In that moment a terrible feeling of dread gripped Credence's heart, realizing all at once that his daughter could be next.
A gasp sounded amid the agonized groans when Credence heard a low thud directly behind him. Turning abruptly, his cloak swishing around his ankles, the Obscurial spied the barred windows on the door leading to the lockdown ward. The figure he saw inside was barely human after having been mauled by a hoard of monsters. They thrashed and screamed, bashing their head against the steel bars. Their bottom jaw was festering and rotten, dropping to the floor with a sickening crunch. The flesh along their neck had several infected wounds, a foul substance resembling crude oil seeping from the gashes. Their skull had similar injuries to the woman in the waiting room, all self inflicted, and still they screamed, striking the wall over and over.

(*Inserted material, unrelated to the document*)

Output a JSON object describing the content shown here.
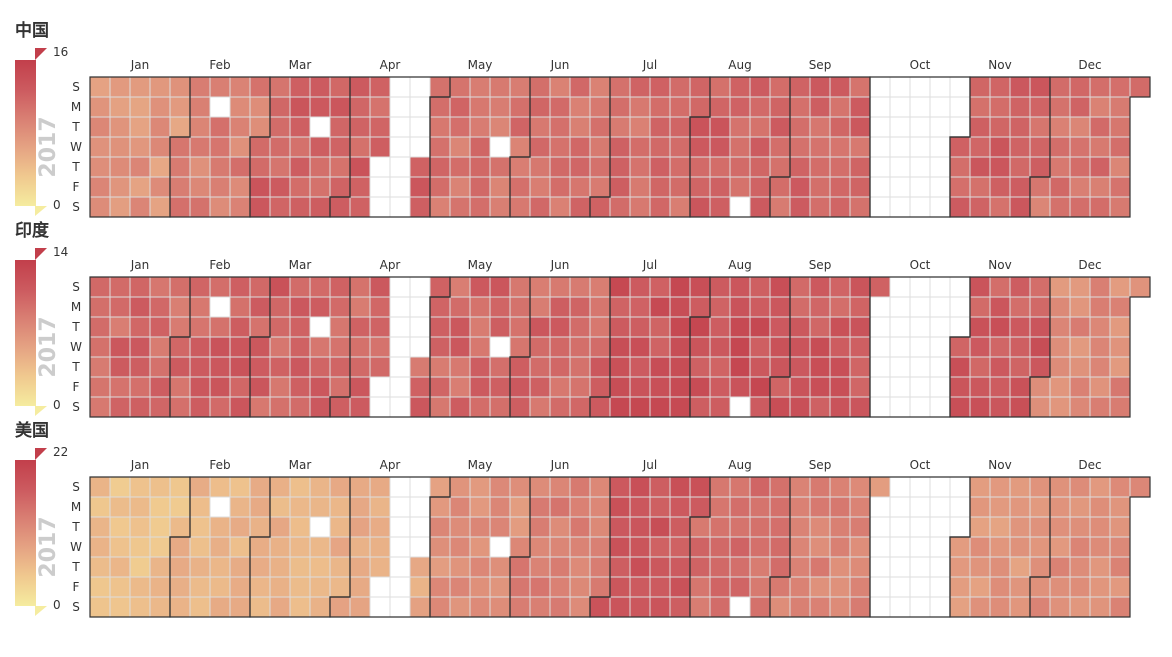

"Some of us have gone mad in here," Chilindrina whispered hoarsely.
This wasn't a hospital. It was a prison for those condemned to suffering in a nightmare realm where Death no longer existed. Was this really what he wanted? A world of perpetual torment where death was preferable to suffering, and yet none could ever hope to escape.
Eyes wide and staring, the Obscurial started backing towards the exit, his heart pounding furiously against his ribcage. Wait, what was that? If he blinked, it vanished, the victims returning to their horribly mutilated state. But if he stared long enough, their forms began to change, spectral entities flickering in and out of existence with each breath.
Looking left and right in a panic, he could see the blackened substance oozing from the lockdown patient's wounds transforming into writhing maggots, leeches stretching from open sores and waving before his eyes, like a ghastly hoard of parasitic worms. The man with his arms around his waist, holding in his intestines, slowly began to change. His bleeding abdomen began to swell, filling with the same dark fluid until it burst like a balloon, showering the adjacent walls in a festering torrent of rancid innards and squirming shapeless worms.
Chilindrina put her hands on her hips and sighed. "Chavo, looks like you'd better get the mop again."